Lutava-se pela Constituição ou pela Carta Constitucional, pela soberania popular, pela liberdade, mas o Código Civil permanecia intangível, como coisa sagrada. Políticos salvadores não os houve, nem felizmente podia haver, por variadíssimas razões. A fauna dos políticos salvadores só nasce e prolifera nas sociedades depauperadas, quando cada um espera dos outros o que só pode advir do esforço individual; e além disso, lutar pela liberdade significava então arrancar ao poder os elementos agressivos do mando, estabelecer entre os governantes e os governados um complicado sistema de defesas, impeditivo do arbítrio e dos assaltos contra a atividade e a tranquilidade de todos e de cada um.

Pois bem! Perante o esmagamento da atual classe média, sem suficiência económica e rica apenas de preconceitos, é acaso possível a ressurreição do estilo político do século passado?

A meu ver, não é inteiramente impossível, mas muitíssimo improvável. O exemplo da Alemanha de Hitler, ou seja a morte da Democracia pelas urnas, é terrivelmente elucidativo.

É que numa sociedade proletarizada, sem classe média economicamente independente, cônscia da sua missão social, aberta a todos os homens ativos, onde apenas existam os dois extremos antagónicos — o muito rico e o muito pobre — só as paixões de inspiração económica excitam e dinamizam as massas. É em torno da repartição das riquezas que se concentram as emoções políticas, e essas emoções tendem necessariamente para qualquer destes dois polos opostos: o polo comunista, internacional e marxista, ou o polo nacionalista, de Estado comercial fechado, mais ou menos segundo o pensar de Fichte, que com Marx, é o condutor oculto das massas proletárias dos nossos dias.

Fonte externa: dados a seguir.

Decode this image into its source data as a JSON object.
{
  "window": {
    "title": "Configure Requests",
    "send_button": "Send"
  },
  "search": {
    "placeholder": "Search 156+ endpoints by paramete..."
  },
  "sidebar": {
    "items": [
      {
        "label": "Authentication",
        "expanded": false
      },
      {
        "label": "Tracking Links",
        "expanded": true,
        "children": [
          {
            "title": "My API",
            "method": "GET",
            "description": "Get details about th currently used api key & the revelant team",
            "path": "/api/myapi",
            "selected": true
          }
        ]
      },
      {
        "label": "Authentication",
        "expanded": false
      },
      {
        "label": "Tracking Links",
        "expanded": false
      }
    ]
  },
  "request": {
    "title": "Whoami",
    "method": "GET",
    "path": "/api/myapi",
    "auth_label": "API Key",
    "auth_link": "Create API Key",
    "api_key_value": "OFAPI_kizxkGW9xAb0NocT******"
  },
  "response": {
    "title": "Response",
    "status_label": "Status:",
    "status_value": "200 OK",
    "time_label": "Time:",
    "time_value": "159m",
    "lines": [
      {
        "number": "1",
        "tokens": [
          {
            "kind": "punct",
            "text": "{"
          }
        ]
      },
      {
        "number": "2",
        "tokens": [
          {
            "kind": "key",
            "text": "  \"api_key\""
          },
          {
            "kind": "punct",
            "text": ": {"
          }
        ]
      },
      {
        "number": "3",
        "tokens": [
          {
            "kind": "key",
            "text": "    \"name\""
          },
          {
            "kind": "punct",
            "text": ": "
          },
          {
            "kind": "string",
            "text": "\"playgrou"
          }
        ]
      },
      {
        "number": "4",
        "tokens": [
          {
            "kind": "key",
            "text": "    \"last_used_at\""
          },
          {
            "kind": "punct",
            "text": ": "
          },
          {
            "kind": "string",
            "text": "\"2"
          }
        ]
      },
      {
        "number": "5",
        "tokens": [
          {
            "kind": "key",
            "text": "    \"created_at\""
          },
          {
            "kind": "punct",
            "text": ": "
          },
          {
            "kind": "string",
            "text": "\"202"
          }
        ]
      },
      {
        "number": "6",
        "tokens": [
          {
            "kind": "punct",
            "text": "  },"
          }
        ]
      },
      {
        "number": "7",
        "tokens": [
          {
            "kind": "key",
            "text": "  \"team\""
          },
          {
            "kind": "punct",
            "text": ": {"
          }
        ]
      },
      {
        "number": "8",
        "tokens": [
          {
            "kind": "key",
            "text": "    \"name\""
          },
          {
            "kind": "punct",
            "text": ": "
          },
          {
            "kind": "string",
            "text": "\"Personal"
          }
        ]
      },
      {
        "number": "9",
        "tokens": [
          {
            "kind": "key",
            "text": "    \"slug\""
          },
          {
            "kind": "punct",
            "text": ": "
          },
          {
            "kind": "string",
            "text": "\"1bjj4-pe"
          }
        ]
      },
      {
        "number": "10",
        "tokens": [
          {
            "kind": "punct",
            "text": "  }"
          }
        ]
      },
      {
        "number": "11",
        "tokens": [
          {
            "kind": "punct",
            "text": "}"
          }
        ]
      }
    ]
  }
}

Em tal sociedade, o pão quotidiano é a necessidade primária de cada um e o supremo problema político; e a democracia liberal, prova-o claramente a invejável estabilidade da França e, apesar de tudo, a Inglaterra, só vive num meio social onde uma forte classe média de agricultores, comerciantes e industriais tem a sensação de trabalhar no duradoiro e preza e defende a pequena economia diária como um valor supremo. Quando a classe média dá o tom à política, a capital consagra, mas quem manda é a província, e a esfera da atividade económica é um terreno sagrado, que cada um defende das algaradas do Estado; e porque a maioria coincide na admissão e na intangibilidade do direito de propriedade e de transmissão dos bens familiares, e não sofra a incerteza do pão para o dia seguinte, as paixões políticas decorrem num plano ideológico, da monarquia para a república, do sufrágio restrito para o sufrágio universal, do padre para o professor primário, da patrão para o operário, do catecismo para o livro, do rico para o indigente, do agricultor para o industrial, do monopolista esperto e ganancioso para o acionista incauto e para o consumidor desprotegido.

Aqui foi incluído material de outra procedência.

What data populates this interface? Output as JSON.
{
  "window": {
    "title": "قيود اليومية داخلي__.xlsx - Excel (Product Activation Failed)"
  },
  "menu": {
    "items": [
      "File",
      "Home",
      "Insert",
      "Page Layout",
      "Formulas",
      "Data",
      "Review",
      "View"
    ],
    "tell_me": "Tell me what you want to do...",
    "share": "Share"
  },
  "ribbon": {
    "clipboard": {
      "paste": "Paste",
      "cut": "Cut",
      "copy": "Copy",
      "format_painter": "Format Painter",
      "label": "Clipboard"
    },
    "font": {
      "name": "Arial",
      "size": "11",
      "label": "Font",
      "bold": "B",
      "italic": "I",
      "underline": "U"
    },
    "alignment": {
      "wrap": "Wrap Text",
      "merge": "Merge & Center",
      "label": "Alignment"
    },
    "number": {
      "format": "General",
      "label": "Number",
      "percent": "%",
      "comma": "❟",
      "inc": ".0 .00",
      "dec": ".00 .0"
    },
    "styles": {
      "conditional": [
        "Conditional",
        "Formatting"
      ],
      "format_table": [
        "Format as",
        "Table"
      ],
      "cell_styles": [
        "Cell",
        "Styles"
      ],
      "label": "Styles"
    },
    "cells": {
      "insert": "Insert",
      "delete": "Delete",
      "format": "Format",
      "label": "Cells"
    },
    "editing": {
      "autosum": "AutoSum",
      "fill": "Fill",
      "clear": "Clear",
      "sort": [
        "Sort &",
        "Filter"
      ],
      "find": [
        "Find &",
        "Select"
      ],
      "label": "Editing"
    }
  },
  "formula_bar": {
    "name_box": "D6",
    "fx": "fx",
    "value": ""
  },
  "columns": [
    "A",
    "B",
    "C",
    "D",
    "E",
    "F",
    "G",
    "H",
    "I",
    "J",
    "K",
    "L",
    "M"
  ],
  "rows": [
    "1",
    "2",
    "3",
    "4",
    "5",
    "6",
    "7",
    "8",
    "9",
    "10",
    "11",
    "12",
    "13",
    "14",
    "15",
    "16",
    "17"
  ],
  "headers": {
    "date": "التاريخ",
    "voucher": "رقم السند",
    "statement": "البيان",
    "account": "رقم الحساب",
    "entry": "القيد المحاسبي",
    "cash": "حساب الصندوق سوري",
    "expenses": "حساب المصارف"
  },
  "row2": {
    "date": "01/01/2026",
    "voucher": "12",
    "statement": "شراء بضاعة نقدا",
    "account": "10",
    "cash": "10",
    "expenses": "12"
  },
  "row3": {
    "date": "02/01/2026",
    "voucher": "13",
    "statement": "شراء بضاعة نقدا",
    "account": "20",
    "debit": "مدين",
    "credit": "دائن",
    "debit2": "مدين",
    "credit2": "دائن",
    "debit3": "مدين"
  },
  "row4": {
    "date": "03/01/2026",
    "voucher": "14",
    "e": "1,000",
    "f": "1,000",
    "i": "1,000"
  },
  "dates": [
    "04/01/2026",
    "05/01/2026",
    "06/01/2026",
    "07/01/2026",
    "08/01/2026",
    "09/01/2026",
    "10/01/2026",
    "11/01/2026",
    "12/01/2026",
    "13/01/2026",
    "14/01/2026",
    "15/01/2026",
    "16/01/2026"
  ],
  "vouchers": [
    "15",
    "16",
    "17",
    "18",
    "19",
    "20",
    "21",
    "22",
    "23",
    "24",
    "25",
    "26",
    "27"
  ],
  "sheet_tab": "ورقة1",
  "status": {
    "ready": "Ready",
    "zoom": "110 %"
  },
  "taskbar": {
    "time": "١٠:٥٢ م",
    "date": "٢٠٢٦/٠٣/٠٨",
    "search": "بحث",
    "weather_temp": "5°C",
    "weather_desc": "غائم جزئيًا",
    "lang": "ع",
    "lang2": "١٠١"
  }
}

Onde existe hoje o político capaz do heroísmo de desfraldar a bandeira da classe média, de arrostar com a impopularidade do epíteto de burguês, de proclamar: Seja o Estado pobre, mas sêde vós ricos?

A improbabilidade não resulta apenas da carência deste heroísmo, tão difícil para os descendentes dos Gamas e dos Albuquerques, que só estimam e admiram a tesura espetacular de vencedor. Tem origens mais profundas, e supondo mesmo, com generosidade, que aquele heroísmo político embriagava um fogoso condutor de massas e o levava lá acima, a São Bento e ao Terreiro do Paço, a ressurreição do estilo democrático-liberal do século XIX seria precária e fugaz. É que para a improbabilidade desta política no nosso século concorrem simultaneamente o curso novo do pensamento, radicalmente diverso do pensar novecentista, e a decadência atual da família, pois tanto os ultrarreacionários como os da extrema-esquerda coincidem na luta contra os tradicionais direitos familiares, com os quais querem enfeitar o Estado.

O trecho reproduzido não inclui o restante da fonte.